In that dream, he is found. He comes back. Pyro knows that Spy has never been very good at coming back to the things he runs from, but it was still the principle of the matter. The trust, that he would eventually come back, no matter how long it has been or how much has changed. All that you ever needed to give a Spy was trust.

Still. That didn’t change the cold of the room, heavy with silence, sinking in their chest as a block of ice. Fire had burned in here for as long as they could remember. Never before, not in the last ten years, could they remember it dying.

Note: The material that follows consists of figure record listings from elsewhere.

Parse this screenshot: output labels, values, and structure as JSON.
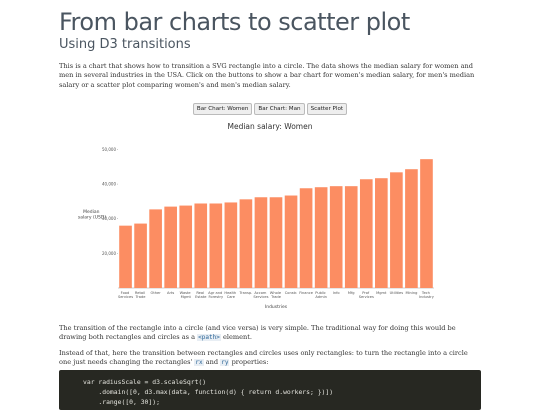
{
  "header": {
    "title": "From bar charts to scatter plot",
    "subtitle": "Using D3 transitions"
  },
  "intro": "This is a chart that shows how to transition a SVG rectangle into a circle. The data shows the median salary for women and men in several industries in the USA. Click on the buttons to show a bar chart for women's median salary, for men's median salary or a scatter plot comparing women's and men's median salary.",
  "buttons": [
    "Bar Chart: Women",
    "Bar Chart: Man",
    "Scatter Plot"
  ],
  "chart_data": {
    "type": "bar",
    "title": "Median salary: Women",
    "y_label": "Median salary (USD)",
    "x_label": "Industries",
    "categories": [
      "Food Services",
      "Retail Trade",
      "Other",
      "Arts",
      "Waste Mgmt",
      "Real Estate",
      "Agr and Forestry",
      "Health Care",
      "Transp.",
      "Accom Services",
      "Whole Trade",
      "Constr.",
      "Finance",
      "Public Admin",
      "Info",
      "Mfg",
      "Prof Services",
      "Mgmt",
      "Utilities",
      "Mining",
      "Tech Industry"
    ],
    "values": [
      28000,
      28600,
      32700,
      33500,
      33800,
      34400,
      34400,
      34700,
      35600,
      36200,
      36200,
      36700,
      38800,
      39100,
      39400,
      39400,
      41400,
      41700,
      43400,
      44300,
      47200
    ],
    "color": "#fc8d62",
    "ylim": [
      10000,
      51000
    ],
    "yticks": [
      {
        "value": 20000,
        "label": "20,000"
      },
      {
        "value": 30000,
        "label": "30,000"
      },
      {
        "value": 40000,
        "label": "40,000"
      },
      {
        "value": 50000,
        "label": "50,000"
      }
    ],
    "grid": false
  },
  "paragraph2": [
    "The transition of the rectangle into a circle (and vice versa) is very simple. The traditional way for doing this would be drawing both rectangles and circles as a ",
    "<path>",
    " element."
  ],
  "paragraph3": [
    "Instead of that, here the transition between rectangles and circles uses only rectangles: to turn the rectangle into a circle one just needs changing the rectangles' ",
    "rx",
    " and ",
    "ry",
    " properties:"
  ],
  "code": [
    "var radiusScale = d3.scaleSqrt()",
    "    .domain([0, d3.max(data, function(d) { return d.workers; })])",
    "    .range([0, 30]);"
  ]
}
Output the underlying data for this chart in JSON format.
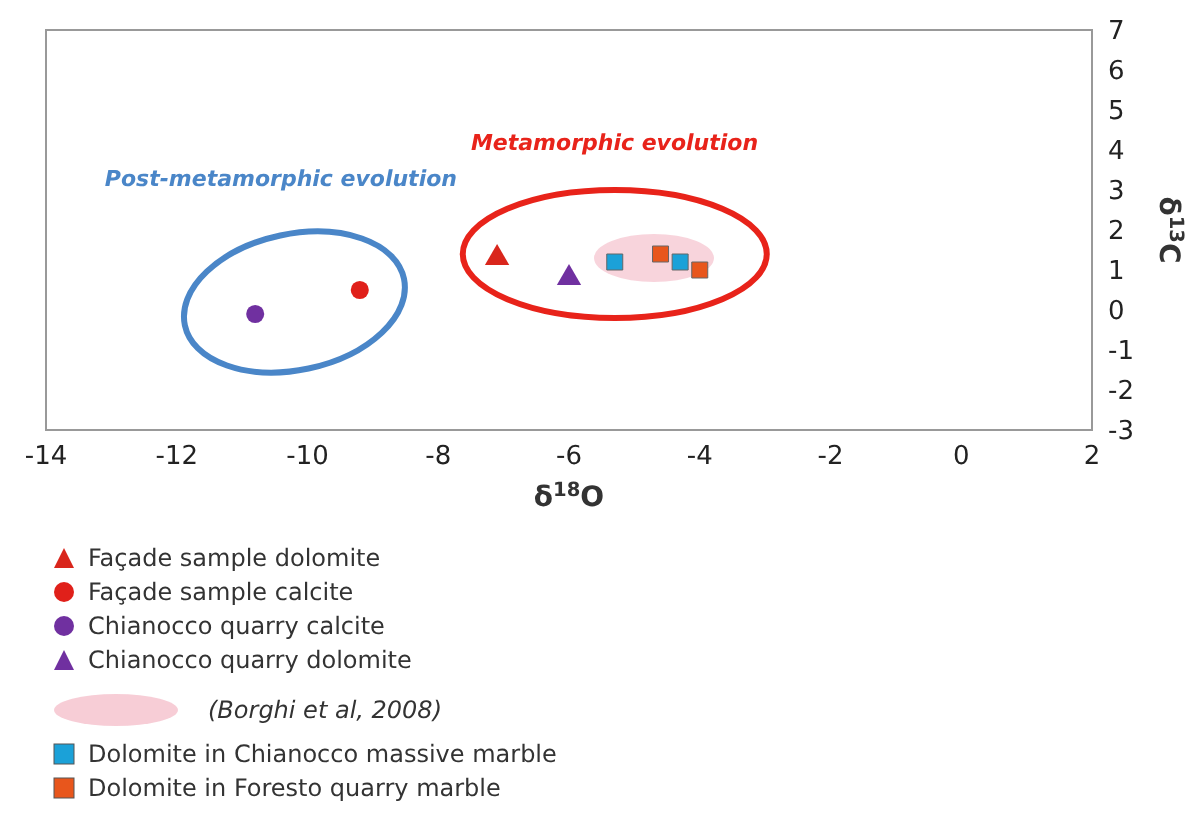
{
  "chart_data": {
    "type": "scatter",
    "xlabel": "δ$^{18}$O",
    "ylabel": "δ$^{13}$C",
    "xlim": [
      -14,
      2
    ],
    "xticks": [
      -14,
      -12,
      -10,
      -8,
      -6,
      -4,
      -2,
      0,
      2
    ],
    "ylim": [
      -3,
      7
    ],
    "yticks": [
      -3,
      -2,
      -1,
      0,
      1,
      2,
      3,
      4,
      5,
      6,
      7
    ],
    "legend": "bottom",
    "series": [
      {
        "name": "Façade sample dolomite",
        "color": "#d9261c",
        "marker": "triangle",
        "x": [
          -7.1
        ],
        "values": [
          1.3
        ]
      },
      {
        "name": "Façade sample calcite",
        "color": "#e0201a",
        "marker": "circle",
        "x": [
          -9.2
        ],
        "values": [
          0.5
        ]
      },
      {
        "name": "Chianocco quarry calcite",
        "color": "#7030a0",
        "marker": "circle",
        "x": [
          -10.8
        ],
        "values": [
          -0.1
        ]
      },
      {
        "name": "Chianocco quarry dolomite",
        "color": "#7030a0",
        "marker": "triangle",
        "x": [
          -6.0
        ],
        "values": [
          0.8
        ]
      },
      {
        "name": "Dolomite in Chianocco massive marble",
        "color": "#1ba1d8",
        "marker": "square",
        "x": [
          -5.3,
          -4.3
        ],
        "values": [
          1.2,
          1.2
        ]
      },
      {
        "name": "Dolomite in Foresto quarry marble",
        "color": "#e8561c",
        "marker": "square",
        "x": [
          -4.6,
          -4.0
        ],
        "values": [
          1.4,
          1.0
        ]
      }
    ],
    "annotations": [
      "Metamorphic evolution",
      "Post-metamorphic evolution",
      "(Borghi et al, 2008)"
    ]
  }
}
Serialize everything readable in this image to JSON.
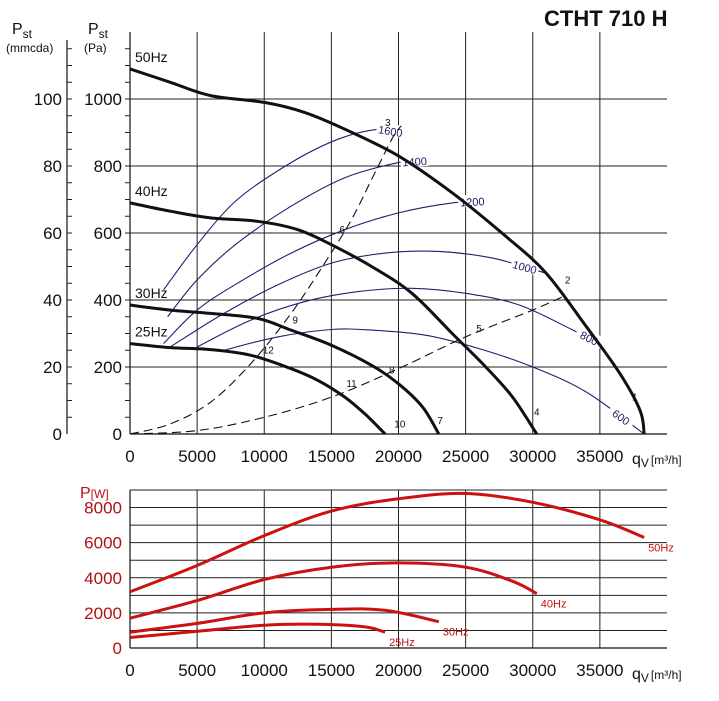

Their hands lingered near the ash. Pressed into it, past the half-memory of an invisible man. He wasn’t there. He should’ve been.

Notes:

I just think pyro and spy could be good friends. The kind of friends that can spend years separated and come back like nothing had happened at all, despite how much they’ve changed or how much time had passed. I just think they’d have a platonic romance for the ages, thats all.

(I am of the opinion that platonic romance is sometimes much better than actual romance in displaying the depths of love. Very little needs to be said; when you have a friend and you’ve not seen one another in years, could you come back and say hello and know you’ll be welcomed?)